CanvasPop is obviously a great service that’s hitting the right value point for a lot of people. I was impressed with the simplicity of the ordering process, and the wallet-friendly pricing compared to some other canvas prints that I’ve had done in the past. If you’re looking to print some of your own photos to hang in your home, or give to someone as a gift, then I can recommend CanvasPop to you and I think you’ll be very happy with the results. This probably covers the VAST majority of people, and I’ll almost certainly get other things printed by them in the future for my own personal enjoyment. The great thing about the low prices is that it will encourage people to get more things printed, and that can only be a good thing.

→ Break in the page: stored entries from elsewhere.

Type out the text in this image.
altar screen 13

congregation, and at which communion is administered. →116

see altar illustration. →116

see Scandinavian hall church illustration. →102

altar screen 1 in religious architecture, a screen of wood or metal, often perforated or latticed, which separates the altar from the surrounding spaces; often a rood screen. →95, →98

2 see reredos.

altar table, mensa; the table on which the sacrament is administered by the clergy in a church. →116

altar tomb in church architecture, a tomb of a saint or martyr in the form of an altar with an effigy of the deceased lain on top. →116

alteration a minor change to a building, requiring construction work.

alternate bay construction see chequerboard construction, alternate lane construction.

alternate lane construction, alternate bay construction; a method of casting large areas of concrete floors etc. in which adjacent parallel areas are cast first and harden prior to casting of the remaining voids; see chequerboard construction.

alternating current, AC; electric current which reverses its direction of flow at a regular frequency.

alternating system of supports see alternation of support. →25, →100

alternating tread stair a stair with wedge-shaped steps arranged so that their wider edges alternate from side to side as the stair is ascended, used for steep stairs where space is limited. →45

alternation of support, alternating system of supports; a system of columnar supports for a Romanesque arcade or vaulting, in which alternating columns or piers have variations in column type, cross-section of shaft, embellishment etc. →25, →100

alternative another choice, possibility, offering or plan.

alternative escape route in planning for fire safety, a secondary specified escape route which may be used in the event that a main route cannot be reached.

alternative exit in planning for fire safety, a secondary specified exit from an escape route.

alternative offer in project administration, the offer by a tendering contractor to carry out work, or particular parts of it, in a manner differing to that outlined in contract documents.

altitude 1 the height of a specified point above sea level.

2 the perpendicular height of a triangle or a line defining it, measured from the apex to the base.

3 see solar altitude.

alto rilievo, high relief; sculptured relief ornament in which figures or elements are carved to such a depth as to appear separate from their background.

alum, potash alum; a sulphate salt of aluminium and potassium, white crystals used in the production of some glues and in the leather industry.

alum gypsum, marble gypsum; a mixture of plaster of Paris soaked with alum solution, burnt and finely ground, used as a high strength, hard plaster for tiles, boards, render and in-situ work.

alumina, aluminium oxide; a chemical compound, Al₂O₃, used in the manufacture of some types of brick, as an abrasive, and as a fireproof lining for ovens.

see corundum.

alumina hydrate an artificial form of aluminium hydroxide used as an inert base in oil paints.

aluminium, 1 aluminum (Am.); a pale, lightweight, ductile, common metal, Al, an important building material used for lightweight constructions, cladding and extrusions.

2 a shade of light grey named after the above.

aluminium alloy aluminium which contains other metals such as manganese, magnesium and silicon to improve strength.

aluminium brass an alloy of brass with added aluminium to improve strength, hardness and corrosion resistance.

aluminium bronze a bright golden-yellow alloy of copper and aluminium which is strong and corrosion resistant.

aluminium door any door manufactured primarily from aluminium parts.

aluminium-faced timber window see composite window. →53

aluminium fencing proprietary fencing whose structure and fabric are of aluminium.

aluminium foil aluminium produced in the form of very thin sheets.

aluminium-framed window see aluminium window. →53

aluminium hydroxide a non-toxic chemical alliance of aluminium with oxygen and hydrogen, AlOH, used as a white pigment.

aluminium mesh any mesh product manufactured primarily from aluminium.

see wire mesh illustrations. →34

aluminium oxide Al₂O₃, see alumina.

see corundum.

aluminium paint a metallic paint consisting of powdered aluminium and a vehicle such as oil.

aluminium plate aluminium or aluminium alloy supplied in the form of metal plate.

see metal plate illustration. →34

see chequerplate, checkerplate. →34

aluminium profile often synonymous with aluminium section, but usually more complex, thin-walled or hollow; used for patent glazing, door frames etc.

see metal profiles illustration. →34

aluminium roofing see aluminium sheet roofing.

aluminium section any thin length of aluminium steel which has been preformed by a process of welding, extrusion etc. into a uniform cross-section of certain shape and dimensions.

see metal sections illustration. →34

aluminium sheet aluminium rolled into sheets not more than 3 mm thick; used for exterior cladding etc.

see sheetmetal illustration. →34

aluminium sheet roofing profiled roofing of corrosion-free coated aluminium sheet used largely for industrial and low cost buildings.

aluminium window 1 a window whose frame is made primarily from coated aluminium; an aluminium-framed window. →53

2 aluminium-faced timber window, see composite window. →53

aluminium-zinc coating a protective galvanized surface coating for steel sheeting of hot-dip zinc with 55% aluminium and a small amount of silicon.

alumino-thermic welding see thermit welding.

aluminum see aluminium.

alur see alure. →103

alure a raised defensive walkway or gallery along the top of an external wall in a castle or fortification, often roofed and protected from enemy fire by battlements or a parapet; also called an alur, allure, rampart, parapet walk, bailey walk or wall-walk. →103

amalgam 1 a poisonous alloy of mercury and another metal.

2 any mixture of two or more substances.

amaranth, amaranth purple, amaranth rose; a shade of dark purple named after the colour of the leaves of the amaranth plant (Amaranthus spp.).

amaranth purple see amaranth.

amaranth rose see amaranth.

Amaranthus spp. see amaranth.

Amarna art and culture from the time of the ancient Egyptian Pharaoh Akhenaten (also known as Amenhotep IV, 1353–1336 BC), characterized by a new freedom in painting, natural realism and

If you’re a professional photographer who is looking to sell prints of your images, you have a little more to consider. I felt that the feel and look of the finish on the canvas stretching was not up to a standard that I would be happy to sell for larger sums of money. If your target price point for print sales is at the lower end of the scale, perhaps $75-$250, then this is probably ok, but if it’s higher then you might want to look at some other options. I have sold canvas prints in the past for four figure sums, and for those kinds of pieces I would look to somewhere that takes more time and care over the stretching/framing process. In other words, if you have relatively high print prices for your business, using the cheaper services of CanvasPop to raise your profit margin probably isn’t the right choice. There are big differences in the look and feel of stretched canvas prints from different printers and it pays to do some test prints with different people if you’re looking to sell premium fine art products. I wouldn’t call CanvasPop a high-end professional printer for the discerning fine art photographer, but it’s a great value option for the vast majority of people’s personal canvas printing needs.
Thanks to CanvasPop for letting me test out the service!